Ce volume, le troisième de la collection «7e note», fait un point très complet sur la genèse, la création, la réception, la fortune et la valeur d'un chef-d'œuvre négligé de l'art lyrique français, Jeanne d'Arc au bûcher, suspendu au milieu du XXe siècle, à égale distance du Pelleas de Debussy et du Saint-François de Messiaen.

C'est d'abord l'histoire d'une collaboration miraculeuse, comme le sont toujours les grandes réussites lyriques, et qui faillit bien échouer. Au départ, il y a l'ambition d'une danseuse et mécène rescapée des Ballets russes, aux dégaines somptueuses de cariatide, que Paul Claudel appelle tantôt «la plus remarquable créatrice d'attitudes qui existe actuellement dans le monde», tantôt «cette toquée d'Ida Rubinstein». En 1934, elle découvre par l'entremise du médiéviste Gustave Cohen le théâtre du Moyen Age, et se met à rêver d'un «mystère» simple et grandiose dont Jeanne d'Arc – qu'elle incarnerait – serait la figure centrale. Arthur Honegger, le vilain canard du Groupe des Six, Suisse protestant dont Le Roi David (1924) n'est pas encore effacé des mémoires, sera son musicien. Pour le livret, Ida Rubinstein songe à Jehanne d'Orliac, la bien prénommée, de préférence à son ami d'Annunzio. Elle convie tout ce petit monde à un dîner surréaliste («nappes vertes, chandelles vertes, sauces vertes») et se frotte les mains.

L'affaire semble conclue. Mais dès la fin de la réception, le musicologue Jacques Chailley fait observer à Honegger qu'ainsi conçu, le projet a tout du pastiche et qu'il leur faut chercher le soutien d'un grand auteur. Honegger en est bien convaincu, lui qui, deux ans plus tôt, a même songé abandonner la composition, faute «d'une collaboration qui parviendrait à être si totale que souvent, le poète pensât en musicien et le musicien, en poète, pour que l'œuvre isue de cette union ne soit pas le hasardeux résultat d'une série d'approximations et de concessions, mais l'harmonieuse synthèse des deux aspects d'une même pensée».
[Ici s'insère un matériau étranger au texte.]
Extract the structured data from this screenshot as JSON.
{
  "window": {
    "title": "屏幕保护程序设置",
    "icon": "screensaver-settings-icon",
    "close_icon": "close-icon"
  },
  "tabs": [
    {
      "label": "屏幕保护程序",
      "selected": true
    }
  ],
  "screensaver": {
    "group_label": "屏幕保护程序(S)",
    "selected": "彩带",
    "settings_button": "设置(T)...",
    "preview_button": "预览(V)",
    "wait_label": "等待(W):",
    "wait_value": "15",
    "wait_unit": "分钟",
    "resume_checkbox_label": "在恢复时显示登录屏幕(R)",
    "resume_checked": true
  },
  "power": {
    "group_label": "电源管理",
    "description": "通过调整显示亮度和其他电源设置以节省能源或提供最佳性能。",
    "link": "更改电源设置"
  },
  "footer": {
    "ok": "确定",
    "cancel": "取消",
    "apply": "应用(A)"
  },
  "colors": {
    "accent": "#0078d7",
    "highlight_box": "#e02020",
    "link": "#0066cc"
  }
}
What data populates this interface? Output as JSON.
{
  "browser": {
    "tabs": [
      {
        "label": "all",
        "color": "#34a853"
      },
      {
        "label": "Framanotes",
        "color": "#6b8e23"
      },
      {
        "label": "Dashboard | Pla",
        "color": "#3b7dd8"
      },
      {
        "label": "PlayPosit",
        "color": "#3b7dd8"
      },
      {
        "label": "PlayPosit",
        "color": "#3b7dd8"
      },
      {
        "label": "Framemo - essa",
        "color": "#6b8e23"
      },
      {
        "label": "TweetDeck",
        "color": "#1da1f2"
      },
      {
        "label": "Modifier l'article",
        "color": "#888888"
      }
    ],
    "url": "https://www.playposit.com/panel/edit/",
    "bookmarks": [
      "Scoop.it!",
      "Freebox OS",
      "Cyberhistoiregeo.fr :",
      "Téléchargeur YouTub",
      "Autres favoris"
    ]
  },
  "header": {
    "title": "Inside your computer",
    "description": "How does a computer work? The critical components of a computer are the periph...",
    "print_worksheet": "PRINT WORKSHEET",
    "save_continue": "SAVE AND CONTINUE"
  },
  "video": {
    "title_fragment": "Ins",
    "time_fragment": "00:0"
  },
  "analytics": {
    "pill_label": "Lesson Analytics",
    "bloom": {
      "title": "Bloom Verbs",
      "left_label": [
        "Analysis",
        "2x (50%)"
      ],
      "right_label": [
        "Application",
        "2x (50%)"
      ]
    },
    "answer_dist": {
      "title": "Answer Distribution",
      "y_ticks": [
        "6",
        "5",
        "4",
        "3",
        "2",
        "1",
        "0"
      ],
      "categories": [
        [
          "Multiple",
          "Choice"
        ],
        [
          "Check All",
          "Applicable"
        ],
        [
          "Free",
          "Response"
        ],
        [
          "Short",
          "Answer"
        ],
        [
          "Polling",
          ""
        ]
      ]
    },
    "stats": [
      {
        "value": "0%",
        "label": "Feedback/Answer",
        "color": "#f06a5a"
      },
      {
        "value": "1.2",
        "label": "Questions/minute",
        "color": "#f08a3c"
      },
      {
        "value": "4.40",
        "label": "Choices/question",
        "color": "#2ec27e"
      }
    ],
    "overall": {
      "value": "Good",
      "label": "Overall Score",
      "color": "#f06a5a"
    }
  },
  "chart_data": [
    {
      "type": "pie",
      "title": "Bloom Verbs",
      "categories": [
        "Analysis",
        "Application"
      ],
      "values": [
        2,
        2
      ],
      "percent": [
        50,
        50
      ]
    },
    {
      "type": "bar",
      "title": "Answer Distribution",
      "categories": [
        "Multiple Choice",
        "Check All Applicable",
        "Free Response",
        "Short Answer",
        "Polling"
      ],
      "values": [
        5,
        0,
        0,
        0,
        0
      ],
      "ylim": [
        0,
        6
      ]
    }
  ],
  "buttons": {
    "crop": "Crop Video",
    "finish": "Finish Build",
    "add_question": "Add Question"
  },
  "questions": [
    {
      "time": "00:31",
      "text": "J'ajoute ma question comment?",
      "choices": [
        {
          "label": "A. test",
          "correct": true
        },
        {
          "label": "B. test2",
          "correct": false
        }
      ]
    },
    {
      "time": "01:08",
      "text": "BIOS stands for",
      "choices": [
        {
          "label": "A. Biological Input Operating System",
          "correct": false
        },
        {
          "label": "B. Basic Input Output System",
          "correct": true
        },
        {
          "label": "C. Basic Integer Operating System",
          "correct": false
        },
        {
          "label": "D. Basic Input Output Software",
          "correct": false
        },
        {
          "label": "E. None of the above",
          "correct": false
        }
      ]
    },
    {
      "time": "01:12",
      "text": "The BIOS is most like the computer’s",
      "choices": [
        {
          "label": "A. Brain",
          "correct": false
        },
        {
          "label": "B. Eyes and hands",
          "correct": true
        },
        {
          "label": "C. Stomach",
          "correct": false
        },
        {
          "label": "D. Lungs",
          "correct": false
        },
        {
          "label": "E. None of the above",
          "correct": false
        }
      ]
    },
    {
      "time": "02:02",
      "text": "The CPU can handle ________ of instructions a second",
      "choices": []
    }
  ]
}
C'est donc Paul Claudel, dont le travail auprès de Darius Milhaud est connu, qui hérite du chantier, malgré ses premières réticences : «Jeanne d'Arc, dira-t-il, semble n'avoir été réduite en cendres que pour saupoudrer de rhétorique un monceau d'ouvrages insipides» ! C'est dans le train Bruxelle-Paris, et non derrière un pilier de cathédrale, que le poète reçoit le «choc irrécusable», «la vision de deux mains ensemble garrottées qui s'élevaient en faisant le signe de la croix. La pièce était faite, je n'avais plus qu'à l'écrire ; ce fut l'affaire de quelques jours.»

Huguette Calmel et Pascal Lécroart montrent quelle inspiration hétéroclite guida Claudel, dont la pièce mélange allègrement Ancien et Nouveau Testament, chronique historique et Légende dorée, profane et sacré, et même des références coraniques ! Arthur Honegger, qui l'écoute récitée de la bouche de Claudel en décembre 1934, s'en trouve muet et mortifié, mais relève le gant. Et c'est finalement la commanditaire, incapable de monter l’œuvre, qui lui fait défaut, de sorte que Jeanne ne sera créée, quasi contre sa volonté, qu'en mai 1938, à Bâle, en version oratorio, par Paul Sacher, dans des décors d'Alexandre Benois. La créatrice du rôle, réduite au statut de comédienne, a cependant réussi à faire interdire la publication du livret dans un sursaut d'orgueil blessé ! Marque ultime du chef-d'œuvre : représenté à Orléans en mai 1939, il se trouvera un plumitif très mal informé pour déplorer qu'après les Anglais, ce soit au tour «de la juive Ida Rubinstein» et «du juif Arthur Honegger» d'investir la cité…

L'ouvrage d’Huguette Calmel et Pascal Lécroart, qui combine les mérites d'être bien écrit, exhaustif et remarquablement illustré, se complète d'études musicologiques, d'analyses littéraires et dramatiques. Il passe en revue les mises en scène les plus marquantes de l'œuvre depuis sa création – notamment celle de Roberto Rossellini, à Paris en 1954, avec Ingrid Bergman, l'un des derniers bonheurs terrestres accordés au poète. Ida Rubinstein avait voulu un mystère ; elle aura suscité un miracle.